Yesterday's journey home featured an on time tube, but a connecting train to Hersham delayed by five minutes owing to overcrowding. But overcrowding caused by a very special piece of incompetence. You see, the train from Waterloo to Woking (Hersham is a stop on that line) is normally eight carriages long. Last night, however, the decision was taken to disconnect half the carriages from the train while stationed at Waterloo, and send only four coaches forth on their usual journey. Apparently, this is because the carriages were needed by another service. And let's remember that the line I travel was recently shown to be the second busiest in the country. Yeah, the carriages were needed elsewhere.

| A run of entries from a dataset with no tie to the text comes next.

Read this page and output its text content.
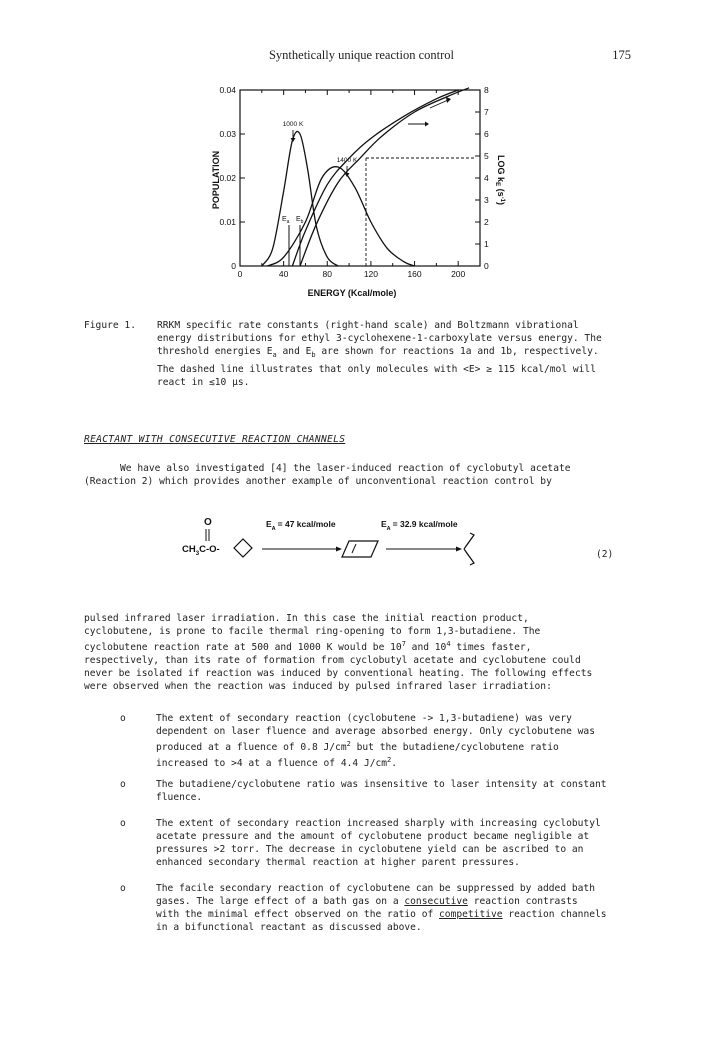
Synthetically unique reaction control	175
0	40	80	120	160	200
0
0.01
0.02
0.03
0.04
0
1
2
3
4
5
6
7
8
POPULATION	LOG $k_E$ $(s^{-1})$
ENERGY (Kcal/mole)
1000 K
1400 K
$E_a$ $E_b$
Figure 1. RRKM specific rate constants (right-hand scale) and Boltzmann vibrational
energy distributions for ethyl 3-cyclohexene-1-carboxylate versus energy. The
threshold energies $E_a$ and $E_b$ are shown for reactions 1a and 1b, respectively.
The dashed line illustrates that only molecules with <E> ≥ 115 kcal/mol will
react in ≲10 µs.
REACTANT WITH CONSECUTIVE REACTION CHANNELS
We have also investigated [4] the laser-induced reaction of cyclobutyl acetate
(Reaction 2) which provides another example of unconventional reaction control by
O
$CH_3C-O-$
$E_A = 47$ kcal/mole	$E_A = 32.9$ kcal/mole
(2)
pulsed infrared laser irradiation. In this case the initial reaction product,
cyclobutene, is prone to facile thermal ring-opening to form 1,3-butadiene. The
cyclobutene reaction rate at 500 and 1000 K would be $10^7$ and $10^4$ times faster,
respectively, than its rate of formation from cyclobutyl acetate and cyclobutene could
never be isolated if reaction was induced by conventional heating. The following effects
were observed when the reaction was induced by pulsed infrared laser irradiation:
o	The extent of secondary reaction (cyclobutene -> 1,3-butadiene) was very
dependent on laser fluence and average absorbed energy. Only cyclobutene was
produced at a fluence of 0.8 $J/cm^2$ but the butadiene/cyclobutene ratio
increased to >4 at a fluence of 4.4 $J/cm^2$.
o	The butadiene/cyclobutene ratio was insensitive to laser intensity at constant
fluence.
o	The extent of secondary reaction increased sharply with increasing cyclobutyl
acetate pressure and the amount of cyclobutene product became negligible at
pressures >2 torr. The decrease in cyclobutene yield can be ascribed to an
enhanced secondary thermal reaction at higher parent pressures.
o	The facile secondary reaction of cyclobutene can be suppressed by added bath
gases. The large effect of a bath gas on a consecutive reaction contrasts
with the minimal effect observed on the ratio of competitive reaction channels
in a bifunctional reactant as discussed above.
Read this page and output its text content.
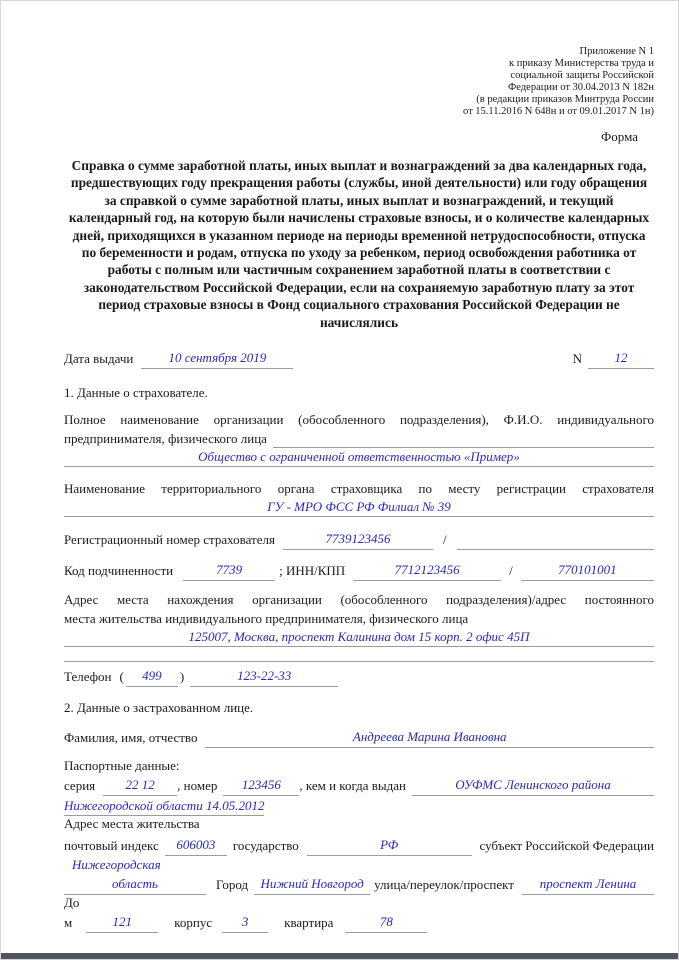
Приложение N 1
к приказу Министерства труда и
социальной защиты Российской
Федерации от 30.04.2013 N 182н
(в редакции приказов Минтруда России
от 15.11.2016 N 648н и от 09.01.2017 N 1н)
Форма
Справка о сумме заработной платы, иных выплат и вознаграждений за два календарных года, предшествующих году прекращения работы (службы, иной деятельности) или году обращения за справкой о сумме заработной платы, иных выплат и вознаграждений, и текущий календарный год, на которую были начислены страховые взносы, и о количестве календарных дней, приходящихся в указанном периоде на периоды временной нетрудоспособности, отпуска по беременности и родам, отпуска по уходу за ребенком, период освобождения работника от работы с полным или частичным сохранением заработной платы в соответствии с законодательством Российской Федерации, если на сохраняемую заработную плату за этот период страховые взносы в Фонд социального страхования Российской Федерации не начислялись
Дата выдачи	10 сентября 2019	N	12
1. Данные о страхователе.
Полное наименование организации (обособленного подразделения), Ф.И.О. индивидуального
предпринимателя, физического лица
Общество с ограниченной ответственностью «Пример»
Наименование территориального органа страховщика по месту регистрации страхователя
ГУ - МРО ФСС РФ Филиал № 39
Регистрационный номер страхователя	7739123456	/
Код подчиненности	7739	; ИНН/КПП	7712123456	/	770101001
Адрес места нахождения организации (обособленного подразделения)/адрес постоянного
места жительства индивидуального предпринимателя, физического лица
125007, Москва, проспект Калинина дом 15 корп. 2 офис 45П
Телефон (	499	)	123-22-33
2. Данные о застрахованном лице.
Фамилия, имя, отчество	Андреева Марина Ивановна
Паспортные данные:
серия	22 12	, номер	123456	, кем и когда выдан	ОУФМС Ленинского района
Нижегородской области 14.05.2012
Адрес места жительства
почтовый индекс	606003	государство	РФ	субъект Российской Федерации
Нижегородская
область	Город Нижний Новгород улица/переулок/проспект	проспект Ленина
До
м	121	корпус	3	квартира	78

That makes sense.
I was going to get me revenge by travelling first class this morning on a standard ticket, but the train was too full to make my way to the first class carriages.
Instead, this morning's standing-room-only journey into Waterloo was delayed by a minute, causing me to take a later connecting tube than planned, making me three minutes late overall.
That's eight minutes in total since yesterday morning, or £20.
And finally, TfL gives another good example of How Not To Do PR: embarrassingly, I missed the Cable Car satisfaction survey results announced earlier this week, but the summary is that a few cherry-picked results showed satisfaction scores of 93 out of 100. Why do we think these results are cherry picked? Because TfL is refusing to provide anyone with copies of the original report to check it out for themselves.
Now, releasing news from a research report or survey a bit at a time is hardly uncommon practice in PR - after all, you've paid good money to create some news hooks and you want to eke them out over time to maintain positive momentum. But the thing is, that's something private companies can do with private funding. This survey was paid for with public money and is being promoted with public money. Forcing people to fill out Freedom of Information requests to get hold of it has got to call your motives into question. And let's not forget TfL has a history of unreasonably withholding the most basic information about itself as long as it possibly can for no good discernible reason. What is this organisation trying to hide?